Family from Devon travel 90-mile round trip for coronavirus test only to be turned away

The family were turned away without a QR code. Credit: Plymouth Live

A woman from Devon says her family was turned away from a test centre for not presenting a QR code after spending three days trying to get a coronavirus test.

Jemima Perry and her family, travelled a 90 mile round trip from Yelverton on Dartmoor to the Exeter Park and Ride testing centre.

The 20-year-old teaching assistant went into self-isolation on Thursday after her brother came home with symptoms.

After three days of trying they managed to book a test in Exeter on Sunday morning but were turned away shortly after arriving.

The family were sent to a testing centre in Exeter. Credit: ITV News

Jemima said: "Having filled in details such as, phone number, licence plate number and email, we assumed they would use those details for identification purposes.

"We didn't receive any confirmation, but assumed to high demand, that there was a delay".
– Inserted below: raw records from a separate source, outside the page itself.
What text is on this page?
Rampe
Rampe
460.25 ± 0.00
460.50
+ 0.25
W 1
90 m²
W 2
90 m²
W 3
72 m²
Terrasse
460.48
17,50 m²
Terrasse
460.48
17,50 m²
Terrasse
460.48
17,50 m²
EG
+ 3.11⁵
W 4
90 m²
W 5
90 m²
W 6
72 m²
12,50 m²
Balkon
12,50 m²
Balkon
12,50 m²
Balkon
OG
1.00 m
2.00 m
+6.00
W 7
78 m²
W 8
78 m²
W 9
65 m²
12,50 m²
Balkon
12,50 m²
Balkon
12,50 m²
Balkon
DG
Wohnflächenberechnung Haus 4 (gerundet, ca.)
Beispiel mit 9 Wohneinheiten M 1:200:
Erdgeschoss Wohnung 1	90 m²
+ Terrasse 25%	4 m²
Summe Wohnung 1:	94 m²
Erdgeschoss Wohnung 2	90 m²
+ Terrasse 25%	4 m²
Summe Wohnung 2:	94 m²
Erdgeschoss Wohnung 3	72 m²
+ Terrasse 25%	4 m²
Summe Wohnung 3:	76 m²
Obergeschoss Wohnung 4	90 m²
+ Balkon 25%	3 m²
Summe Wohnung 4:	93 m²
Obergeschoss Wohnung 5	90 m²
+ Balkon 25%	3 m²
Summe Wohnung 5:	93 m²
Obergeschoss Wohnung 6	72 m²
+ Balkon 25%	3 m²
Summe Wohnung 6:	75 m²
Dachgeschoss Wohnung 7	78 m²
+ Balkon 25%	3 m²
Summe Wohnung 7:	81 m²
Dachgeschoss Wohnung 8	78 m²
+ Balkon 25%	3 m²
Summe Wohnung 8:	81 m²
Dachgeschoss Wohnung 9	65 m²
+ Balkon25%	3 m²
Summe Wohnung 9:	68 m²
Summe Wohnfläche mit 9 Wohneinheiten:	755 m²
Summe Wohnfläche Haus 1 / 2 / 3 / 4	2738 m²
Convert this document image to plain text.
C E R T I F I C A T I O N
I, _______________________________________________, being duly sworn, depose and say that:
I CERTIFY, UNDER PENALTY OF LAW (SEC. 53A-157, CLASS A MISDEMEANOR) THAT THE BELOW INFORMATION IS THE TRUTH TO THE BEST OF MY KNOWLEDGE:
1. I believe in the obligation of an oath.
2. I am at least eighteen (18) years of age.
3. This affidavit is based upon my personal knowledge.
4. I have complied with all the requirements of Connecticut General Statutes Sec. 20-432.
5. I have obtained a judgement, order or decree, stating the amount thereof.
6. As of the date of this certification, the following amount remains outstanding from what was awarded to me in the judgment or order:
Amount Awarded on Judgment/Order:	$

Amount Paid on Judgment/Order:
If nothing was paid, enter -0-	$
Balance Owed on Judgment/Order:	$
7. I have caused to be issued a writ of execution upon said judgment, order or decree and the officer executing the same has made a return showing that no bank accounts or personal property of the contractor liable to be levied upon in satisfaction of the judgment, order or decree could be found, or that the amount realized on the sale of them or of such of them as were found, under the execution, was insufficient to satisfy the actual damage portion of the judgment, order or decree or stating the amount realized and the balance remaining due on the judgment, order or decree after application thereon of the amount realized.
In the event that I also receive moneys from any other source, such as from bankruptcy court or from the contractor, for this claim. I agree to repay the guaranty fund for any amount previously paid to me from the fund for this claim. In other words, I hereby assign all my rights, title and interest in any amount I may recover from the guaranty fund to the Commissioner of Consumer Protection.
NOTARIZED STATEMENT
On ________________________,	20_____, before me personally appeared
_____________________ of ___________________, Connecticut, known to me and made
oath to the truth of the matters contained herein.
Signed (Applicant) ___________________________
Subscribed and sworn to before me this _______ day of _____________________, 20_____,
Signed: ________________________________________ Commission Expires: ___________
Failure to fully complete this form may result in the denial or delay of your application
There was nothing we could do with the matter, and feeling very hurt from the lack of empathy or understanding from staff, we had no option but to head back home to Yelverton. This is an unacceptable situation for anyone to have to go through.

Jemima Perry

Jemima and her mum are now self isolating along with Alfie until they are able to book another test.

She said: "We want to take it seriously and do the right thing by following the government guidelines.

"The reassurance for letting the schools back was that if anyone became ill it would be so easy to get a test and for life to move forward.

"But, from our experience it couldn't have been more different."

A Department of Health and Social Care spokesperson said: "NHS Test and Trace is working, we are processing a million tests a week and if an individual has a valid appointment, they arrive on time and can prove they have a test, they should receive one

“We are seeing a significant demand for tests and new booking slot and home testing kits are made available daily for people with symptoms and we are targeting testing capacity at the areas that need it most, including those where there is an outbreak, and prioritisingat-risk groups."